Applications will need to store keys to data in other applications that can be used to fetch more detailed information from the services that own that data. In order for one application to lookup data owned by another application, the key specified by the client must be in the server's data set, along with the other data associated with the key that the client is requesting.
Often, each application will have its own, siloed seed data, making inter-app communication impossible. In order to get all of the application data in sync, developers will often resort to populating their development databases with production data. Production data on a developer machine (especially a laptop) is bad business. Do you want to send the email to all of your customers telling them that their sensitive data was on a stolen laptop? I didn't think so.

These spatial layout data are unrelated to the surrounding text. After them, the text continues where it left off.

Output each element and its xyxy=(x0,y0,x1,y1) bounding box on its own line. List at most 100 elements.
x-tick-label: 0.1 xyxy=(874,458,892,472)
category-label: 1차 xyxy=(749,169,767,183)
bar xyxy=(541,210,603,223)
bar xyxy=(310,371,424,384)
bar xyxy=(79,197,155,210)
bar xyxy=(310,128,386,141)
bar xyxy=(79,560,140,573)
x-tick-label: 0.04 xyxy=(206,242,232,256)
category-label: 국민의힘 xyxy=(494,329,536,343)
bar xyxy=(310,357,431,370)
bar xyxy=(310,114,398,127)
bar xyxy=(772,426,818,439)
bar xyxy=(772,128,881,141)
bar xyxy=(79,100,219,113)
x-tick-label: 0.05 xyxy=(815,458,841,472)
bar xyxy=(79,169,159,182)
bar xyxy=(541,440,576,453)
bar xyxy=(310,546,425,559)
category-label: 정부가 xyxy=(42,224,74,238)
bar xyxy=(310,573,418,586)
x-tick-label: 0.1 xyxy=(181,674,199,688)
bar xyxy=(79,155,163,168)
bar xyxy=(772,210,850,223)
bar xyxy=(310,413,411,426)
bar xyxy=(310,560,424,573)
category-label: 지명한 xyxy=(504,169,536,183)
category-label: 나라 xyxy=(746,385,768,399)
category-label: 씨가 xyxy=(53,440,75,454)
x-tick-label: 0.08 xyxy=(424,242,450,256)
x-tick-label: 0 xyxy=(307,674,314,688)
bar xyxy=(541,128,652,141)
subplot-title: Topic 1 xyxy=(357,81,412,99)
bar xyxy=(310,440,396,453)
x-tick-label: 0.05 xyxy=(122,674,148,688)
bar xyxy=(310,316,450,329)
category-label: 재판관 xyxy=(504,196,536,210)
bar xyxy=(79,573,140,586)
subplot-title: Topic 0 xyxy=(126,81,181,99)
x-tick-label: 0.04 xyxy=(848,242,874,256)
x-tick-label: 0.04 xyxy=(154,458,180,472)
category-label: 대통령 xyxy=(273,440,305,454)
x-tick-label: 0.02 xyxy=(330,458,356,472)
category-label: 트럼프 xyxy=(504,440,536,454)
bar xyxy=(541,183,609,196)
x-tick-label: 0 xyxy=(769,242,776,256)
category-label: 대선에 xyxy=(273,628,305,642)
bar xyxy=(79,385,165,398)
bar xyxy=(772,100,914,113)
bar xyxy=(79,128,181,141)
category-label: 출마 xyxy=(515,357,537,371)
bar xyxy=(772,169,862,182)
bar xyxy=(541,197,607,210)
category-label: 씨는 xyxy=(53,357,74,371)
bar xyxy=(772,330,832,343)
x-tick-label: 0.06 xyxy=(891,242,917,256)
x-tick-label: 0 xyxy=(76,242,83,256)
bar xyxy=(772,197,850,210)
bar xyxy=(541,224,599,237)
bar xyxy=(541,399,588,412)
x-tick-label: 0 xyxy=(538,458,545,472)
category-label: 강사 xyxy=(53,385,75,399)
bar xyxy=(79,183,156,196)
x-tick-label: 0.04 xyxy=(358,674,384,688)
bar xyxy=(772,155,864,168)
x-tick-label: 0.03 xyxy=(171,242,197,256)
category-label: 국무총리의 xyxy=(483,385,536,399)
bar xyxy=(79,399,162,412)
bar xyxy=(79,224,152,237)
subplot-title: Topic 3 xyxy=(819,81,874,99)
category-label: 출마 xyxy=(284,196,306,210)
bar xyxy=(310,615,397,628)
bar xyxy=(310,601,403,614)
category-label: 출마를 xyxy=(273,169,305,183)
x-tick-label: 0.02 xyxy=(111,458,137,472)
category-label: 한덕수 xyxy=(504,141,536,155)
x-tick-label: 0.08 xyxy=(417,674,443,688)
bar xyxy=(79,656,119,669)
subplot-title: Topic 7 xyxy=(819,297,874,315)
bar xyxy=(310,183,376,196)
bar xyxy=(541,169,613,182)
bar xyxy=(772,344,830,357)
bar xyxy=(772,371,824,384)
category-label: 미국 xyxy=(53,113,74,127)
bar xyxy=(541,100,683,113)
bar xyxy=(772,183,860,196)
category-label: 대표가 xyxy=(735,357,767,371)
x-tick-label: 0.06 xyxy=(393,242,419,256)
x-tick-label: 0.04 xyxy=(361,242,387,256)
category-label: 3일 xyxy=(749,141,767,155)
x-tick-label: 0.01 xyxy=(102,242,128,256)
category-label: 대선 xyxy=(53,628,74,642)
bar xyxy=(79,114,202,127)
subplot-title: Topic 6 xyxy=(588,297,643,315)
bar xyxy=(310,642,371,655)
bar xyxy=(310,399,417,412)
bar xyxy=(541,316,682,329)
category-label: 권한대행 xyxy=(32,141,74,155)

The goal of this project is to create a common set of seed data that can be used by all applications running in development. Re-seeding the applications in development with this shared seed data would put them all "on the same page", preparing them for inter-app communication.
The seed data would be in a general format, not formatted to any application's data model. Each application will have a script that mutates this seed data to confirm to its data model, and then persist it to its database.
Easier said than done :) Yes, it would be fantastic if we could run an application in isolation, and everything just works. But maintaining the stubs can be difficult. Also, when you stub out service calls, you're not really testing the inter-app communication process. More importantly, stubbing out the calls really only works for read-only APIs. For APIs that create or mutate data, stubbing isn't an ideal strategy. What happens when the app tries to fetch data that it just created/updated on a remote service? How will you see the data you created/updated?
Not really. But, you will need to be running the applications that service API calls for whatever it is that you are developing/testing. This is where POW comes in. POW is a zero-config Rack server for OSX. After installing POW, your apps will be accessible via a .dev url, like http://myapp.dev No more remembering to start an application before you use one of its services. No more remembering which applications run on which ports. If your application is not currently running, POW will start it automatically on the fly.
Making it easier for our applications to talk to one another does have some disadvantages. One being that it makes it easier to couple applications. The goal of a service oriented architecture is to prevent this. With great power comes great responsibility. Carefully consider the trade offs any time you introduce an API call to fetch data from a remote service.